Anthony Cody dips into his Best Practices bag of tricks in this essay for Teacher Magazine. “Here we are in May, testing is done, and we are breathing a sigh of relief, looking forward to a few months of rest. The students need a change of pace, but we do not want them going on vacation just yet! Now is the time for some creative writing.” In science, no less. (You can see all our TLN-TM essays here.)
Kansas middle grades teacher Marsha Ratzel stopped by The Faculty Room, hosted by Grant Wiggins, and found her comment on a recent blog being promoted to blog status. In response to an earlier post by teacher Dan Meyer, Marsha likened teachers more to internists than surgeons who simply assess and repair. The best teaching professionals, she said, take student performance data and “blend it with what we know as contextual information about that student, all the ins and outs that reflect who that student is as a learner and as a person.”

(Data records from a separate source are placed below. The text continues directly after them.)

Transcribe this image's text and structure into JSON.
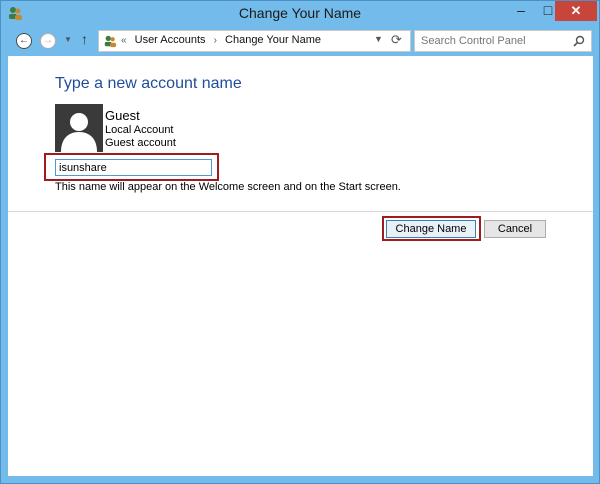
{
  "window": {
    "title": "Change Your Name",
    "controls": {
      "minimize": "–",
      "maximize": "□",
      "close": "✕"
    }
  },
  "nav": {
    "back_icon": "back-arrow-icon",
    "forward_icon": "forward-arrow-icon",
    "up_icon": "up-arrow-icon",
    "breadcrumb_prefix": "«",
    "breadcrumb": [
      "User Accounts",
      "Change Your Name"
    ],
    "breadcrumb_separator": "›",
    "search_placeholder": "Search Control Panel"
  },
  "content": {
    "heading": "Type a new account name",
    "account": {
      "name": "Guest",
      "type": "Local Account",
      "subtype": "Guest account"
    },
    "name_input_value": "isunshare",
    "hint": "This name will appear on the Welcome screen and on the Start screen.",
    "buttons": {
      "change": "Change Name",
      "cancel": "Cancel"
    }
  },
  "colors": {
    "frame": "#73bbea",
    "close_button": "#c7453b",
    "heading": "#1e4e9a",
    "highlight": "#9e1b20"
  }
}
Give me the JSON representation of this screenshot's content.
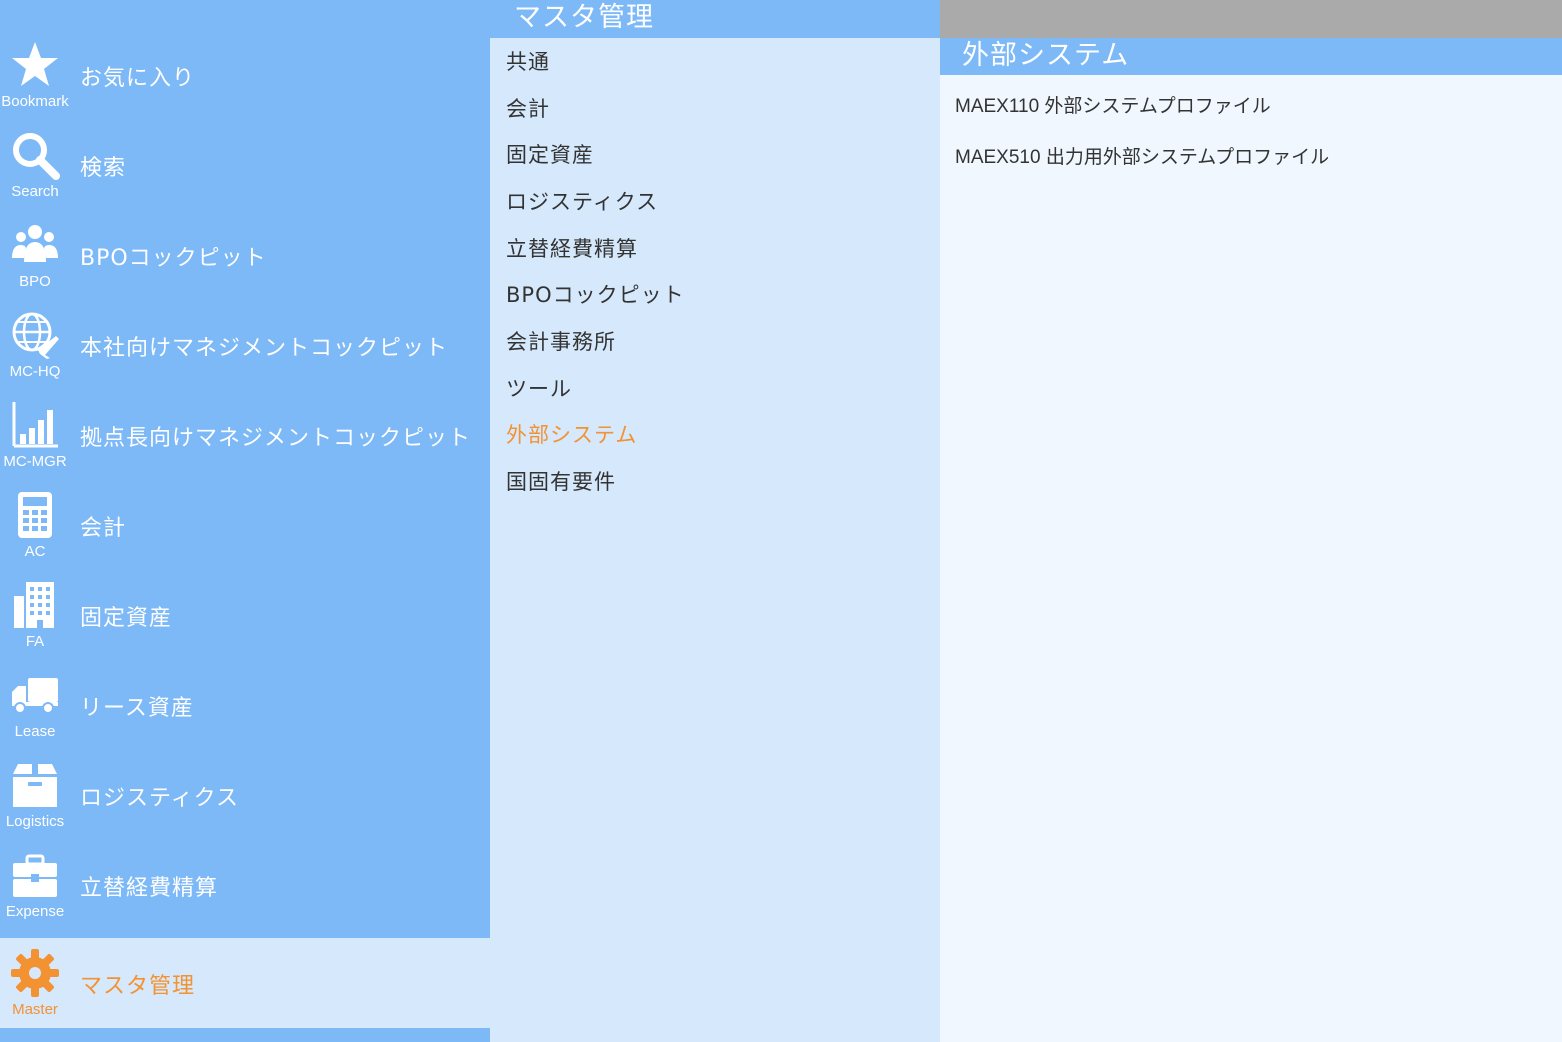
{
  "nav": {
    "items": [
      {
        "short": "Bookmark",
        "label": "お気に入り",
        "icon": "star-icon"
      },
      {
        "short": "Search",
        "label": "検索",
        "icon": "search-icon"
      },
      {
        "short": "BPO",
        "label": "BPOコックピット",
        "icon": "users-icon"
      },
      {
        "short": "MC-HQ",
        "label": "本社向けマネジメントコックピット",
        "icon": "globe-plane-icon"
      },
      {
        "short": "MC-MGR",
        "label": "拠点長向けマネジメントコックピット",
        "icon": "bar-chart-icon"
      },
      {
        "short": "AC",
        "label": "会計",
        "icon": "calculator-icon"
      },
      {
        "short": "FA",
        "label": "固定資産",
        "icon": "building-icon"
      },
      {
        "short": "Lease",
        "label": "リース資産",
        "icon": "truck-icon"
      },
      {
        "short": "Logistics",
        "label": "ロジスティクス",
        "icon": "box-icon"
      },
      {
        "short": "Expense",
        "label": "立替経費精算",
        "icon": "briefcase-icon"
      },
      {
        "short": "Master",
        "label": "マスタ管理",
        "icon": "gear-icon",
        "active": true
      }
    ]
  },
  "middle": {
    "title": "マスタ管理",
    "items": [
      {
        "label": "共通"
      },
      {
        "label": "会計"
      },
      {
        "label": "固定資産"
      },
      {
        "label": "ロジスティクス"
      },
      {
        "label": "立替経費精算"
      },
      {
        "label": "BPOコックピット"
      },
      {
        "label": "会計事務所"
      },
      {
        "label": "ツール"
      },
      {
        "label": "外部システム",
        "active": true
      },
      {
        "label": "国固有要件"
      }
    ]
  },
  "right": {
    "title": "外部システム",
    "items": [
      {
        "code": "MAEX110",
        "name": "外部システムプロファイル"
      },
      {
        "code": "MAEX510",
        "name": "出力用外部システムプロファイル"
      }
    ]
  },
  "colors": {
    "nav_bg": "#7db8f7",
    "pane_bg": "#d6e8fb",
    "content_bg": "#f0f7fe",
    "accent": "#f39232",
    "topbar": "#aaaaaa",
    "text": "#333333"
  }
}
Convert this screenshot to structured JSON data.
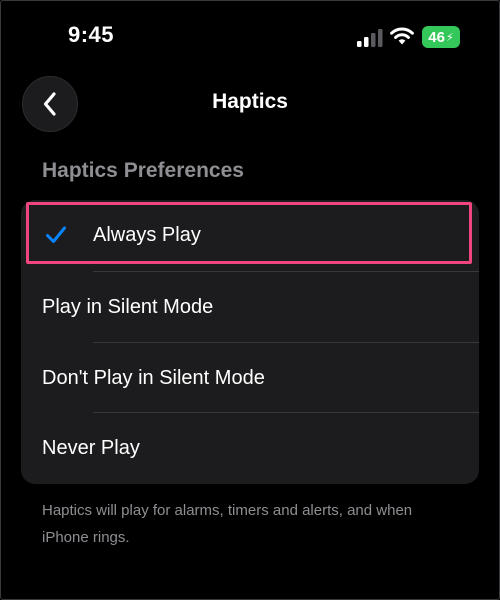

Susan Graham, a Family and Consumer Science teacher in southeastern Virginia, offers a vignette to demonstrate the high level of teaching and learning going on in her classroom. Don’t Be Quick to Label Me is the tagline for her newest post at her Teacher Magazine blog. “Do we stitch things and stir things in my room? You bet! We also do a lot of thinking, and use learning strategies…to build 21st Century knowledge and know-how.”
John Holland is a pre-school NBCT in inner-city Richmond who paints professionally when he gets the chance. He dares to make the case that teaching is an art in his blog Lead from the Start.
TMAO, up for a top education blogging award, slowly reveals that he’s under fire for alleged testing improprieties. Not misbehavin’, he says — in fact, just the opposite. And saving his venom for HR.